Saudisation programme causing project delays
Drive to replace foreign workers with locals disrupting industry
Saudi Arabia’s drive to get more of its nationals employed in the construction industry is having a negative effect on the delivery of projects, according to an industry expert.
Since June 2011, companies in Saudi Arabia have operated under the Nitaqat (meaning “zones” or “ranges”) Saudisation programme, a system of penalties and incentives that encourages firms to employ a greater percentage of Saudi nationals.
Full implementation of this ministerial resolution was required by last year, with government figures stating that it has provided around 255,000 jobs to Saudi nationals since it came into effect.
However, a source has told Arab News that the programme, along with the government’s visa crackdown last year which saw tens of thousands of foreign construction workers sent home, has had a devastating effect on Saudi Arabia’s construction industry.
“Many projects in both the public and private sectors are pending. Various buildings under construction in the Saudi capital look abandoned because workers are nowhere in sight,” said the source.
He added that the expense of securing visas for additional foreign workers is too great for most small contractors to afford.
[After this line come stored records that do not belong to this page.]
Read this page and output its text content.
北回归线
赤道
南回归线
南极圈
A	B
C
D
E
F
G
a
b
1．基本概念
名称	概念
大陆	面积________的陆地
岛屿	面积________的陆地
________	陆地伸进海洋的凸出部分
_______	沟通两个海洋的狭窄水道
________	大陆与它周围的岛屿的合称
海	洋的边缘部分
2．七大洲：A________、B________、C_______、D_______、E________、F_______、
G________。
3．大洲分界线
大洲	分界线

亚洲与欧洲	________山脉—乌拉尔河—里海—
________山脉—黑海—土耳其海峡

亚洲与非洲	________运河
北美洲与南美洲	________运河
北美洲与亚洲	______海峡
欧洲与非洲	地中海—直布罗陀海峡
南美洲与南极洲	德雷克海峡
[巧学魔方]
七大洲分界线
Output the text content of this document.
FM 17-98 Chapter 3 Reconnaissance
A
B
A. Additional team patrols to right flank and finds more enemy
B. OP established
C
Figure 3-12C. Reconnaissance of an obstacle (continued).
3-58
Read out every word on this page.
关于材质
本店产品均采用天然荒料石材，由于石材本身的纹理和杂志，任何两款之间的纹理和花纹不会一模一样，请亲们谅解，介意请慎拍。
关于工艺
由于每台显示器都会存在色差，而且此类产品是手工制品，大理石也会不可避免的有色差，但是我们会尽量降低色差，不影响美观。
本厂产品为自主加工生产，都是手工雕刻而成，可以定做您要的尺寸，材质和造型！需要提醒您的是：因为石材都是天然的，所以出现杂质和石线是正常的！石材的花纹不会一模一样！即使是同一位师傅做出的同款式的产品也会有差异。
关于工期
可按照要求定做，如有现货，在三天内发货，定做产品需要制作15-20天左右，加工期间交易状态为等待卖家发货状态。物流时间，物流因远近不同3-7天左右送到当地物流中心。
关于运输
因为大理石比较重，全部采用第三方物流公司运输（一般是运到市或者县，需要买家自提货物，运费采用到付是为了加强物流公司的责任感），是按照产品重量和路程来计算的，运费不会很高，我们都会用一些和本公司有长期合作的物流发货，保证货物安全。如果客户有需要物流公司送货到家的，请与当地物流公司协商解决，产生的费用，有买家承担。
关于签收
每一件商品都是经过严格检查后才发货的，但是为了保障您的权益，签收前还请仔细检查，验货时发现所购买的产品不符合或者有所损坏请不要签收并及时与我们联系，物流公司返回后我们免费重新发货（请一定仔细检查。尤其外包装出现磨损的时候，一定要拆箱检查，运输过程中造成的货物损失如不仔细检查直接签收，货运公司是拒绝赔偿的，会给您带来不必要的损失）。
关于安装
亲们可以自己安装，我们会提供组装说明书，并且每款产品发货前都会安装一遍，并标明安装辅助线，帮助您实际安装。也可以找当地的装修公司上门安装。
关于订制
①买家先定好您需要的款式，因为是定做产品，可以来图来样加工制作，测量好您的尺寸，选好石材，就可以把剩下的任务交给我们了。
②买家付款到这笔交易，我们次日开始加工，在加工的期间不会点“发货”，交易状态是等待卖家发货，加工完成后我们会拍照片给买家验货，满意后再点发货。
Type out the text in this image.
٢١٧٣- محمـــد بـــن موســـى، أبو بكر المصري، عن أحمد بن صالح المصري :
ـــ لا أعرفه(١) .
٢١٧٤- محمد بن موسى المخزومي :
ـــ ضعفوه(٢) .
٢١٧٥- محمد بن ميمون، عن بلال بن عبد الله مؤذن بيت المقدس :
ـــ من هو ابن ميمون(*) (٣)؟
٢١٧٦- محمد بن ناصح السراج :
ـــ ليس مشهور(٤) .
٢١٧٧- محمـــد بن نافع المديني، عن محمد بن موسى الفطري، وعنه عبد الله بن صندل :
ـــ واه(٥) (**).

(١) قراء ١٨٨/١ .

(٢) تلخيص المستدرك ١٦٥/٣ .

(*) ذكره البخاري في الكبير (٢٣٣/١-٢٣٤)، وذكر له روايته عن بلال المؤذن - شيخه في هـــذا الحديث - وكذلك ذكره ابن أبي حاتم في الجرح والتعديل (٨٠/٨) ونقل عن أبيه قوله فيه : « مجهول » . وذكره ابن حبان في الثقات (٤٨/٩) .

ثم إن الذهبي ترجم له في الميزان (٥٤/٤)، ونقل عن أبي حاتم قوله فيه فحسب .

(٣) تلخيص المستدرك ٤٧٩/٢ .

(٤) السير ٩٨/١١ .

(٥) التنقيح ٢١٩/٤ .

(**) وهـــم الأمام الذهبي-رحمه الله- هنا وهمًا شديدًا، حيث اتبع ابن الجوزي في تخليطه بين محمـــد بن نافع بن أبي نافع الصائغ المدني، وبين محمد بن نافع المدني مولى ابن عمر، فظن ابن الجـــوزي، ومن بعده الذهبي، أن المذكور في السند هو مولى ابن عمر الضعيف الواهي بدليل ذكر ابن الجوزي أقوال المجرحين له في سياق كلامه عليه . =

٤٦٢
“The price of visas is too costly, in addition to the additional SAR 2,400 per year for each expat. In fact, some contractors have abandoned their projects,” he said.
Contractors in Saudi Arabia requiring 50 visas or more for foreign workers have to go to what is called a “mega house” where each visa costs SAR 8,000.
The source said that some contractors with deep pockets are able to continue their work on projects like King Abdullah Financial District (KAFD), albeit with a skeletal force.
“This explains why there are about a hundred or more workers at the project site during working hours,” he said.